Писсарро встряхнулся, прогнал беспокойство и с улыбкой глянул на Гаше.
— С ним все будет прекрасно, — произнес он, точно сам теперь стал врачом.
— Об этом мне судить, — ответил Гаше. — Люсьен, ты не ел чего-нибудь непривычного? Каких-нибудь раков, например? Незнакомых грибов?
— Рыбу с картошкой. В Лондоне. С Жюльетт, — ответил Люсьен. — Где она?
— Мама вышибла ей мозги сковородкой для блинчиков, — ответила Режин, стоявшая в дверях. — После этого она не возвращалась.
— Но я люблю ее, — сказал молодой человек. — И картина не окончена.
Гаше встал.
— Давай-ка ты немного отдохнешь, Люсьен. А мы с Камиллем сходим посмотрим на твою картину.

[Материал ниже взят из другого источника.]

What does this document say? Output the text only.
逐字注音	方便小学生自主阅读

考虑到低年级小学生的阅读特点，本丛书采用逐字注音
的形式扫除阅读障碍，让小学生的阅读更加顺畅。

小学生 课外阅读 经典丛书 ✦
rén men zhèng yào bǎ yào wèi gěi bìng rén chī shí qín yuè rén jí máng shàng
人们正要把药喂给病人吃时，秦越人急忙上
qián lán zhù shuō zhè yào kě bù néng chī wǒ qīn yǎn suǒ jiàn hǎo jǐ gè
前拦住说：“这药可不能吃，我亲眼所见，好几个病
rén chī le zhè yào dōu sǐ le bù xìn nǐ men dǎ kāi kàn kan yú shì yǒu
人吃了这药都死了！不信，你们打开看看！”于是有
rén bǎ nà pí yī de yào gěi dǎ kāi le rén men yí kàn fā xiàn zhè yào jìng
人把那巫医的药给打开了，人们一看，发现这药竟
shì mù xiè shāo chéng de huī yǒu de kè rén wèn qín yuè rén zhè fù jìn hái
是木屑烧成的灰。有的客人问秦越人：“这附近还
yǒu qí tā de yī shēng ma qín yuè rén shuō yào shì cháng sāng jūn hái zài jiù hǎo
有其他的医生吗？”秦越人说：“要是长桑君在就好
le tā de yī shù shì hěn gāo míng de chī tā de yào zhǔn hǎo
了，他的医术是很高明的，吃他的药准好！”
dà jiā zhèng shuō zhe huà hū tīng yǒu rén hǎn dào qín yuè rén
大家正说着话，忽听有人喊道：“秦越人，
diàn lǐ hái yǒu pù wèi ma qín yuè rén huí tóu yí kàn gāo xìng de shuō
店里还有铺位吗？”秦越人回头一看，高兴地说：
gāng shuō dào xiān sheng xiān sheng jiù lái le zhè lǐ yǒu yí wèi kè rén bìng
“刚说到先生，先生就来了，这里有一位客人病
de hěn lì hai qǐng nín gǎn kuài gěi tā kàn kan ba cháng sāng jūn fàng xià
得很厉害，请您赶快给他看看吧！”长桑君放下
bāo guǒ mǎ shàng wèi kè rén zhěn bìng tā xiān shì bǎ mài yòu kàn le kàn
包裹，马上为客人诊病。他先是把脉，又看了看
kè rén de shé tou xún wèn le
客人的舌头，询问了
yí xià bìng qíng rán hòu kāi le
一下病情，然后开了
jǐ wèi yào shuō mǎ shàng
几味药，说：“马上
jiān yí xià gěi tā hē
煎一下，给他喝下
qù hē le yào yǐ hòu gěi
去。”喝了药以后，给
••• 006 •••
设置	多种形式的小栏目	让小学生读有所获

В мастерской Люсьена доктор Гаше и Камилль Писсарро стояли перед синей ню Жюльетт.
— Экстраординарно, — промолвил врач.
— Напоминает оливы Ренуара. Он тогда поехал на Юг — разрабатывал теорию, что все тени состоят из синего света. И никаким другим цветом их не писал. Вся палитра у него строилась на синем.
— Правда, Камилль? Она тебе напоминает оливы? Дай-ка я проверю тебе пульс, друг мой. Вероятно, ты мертв.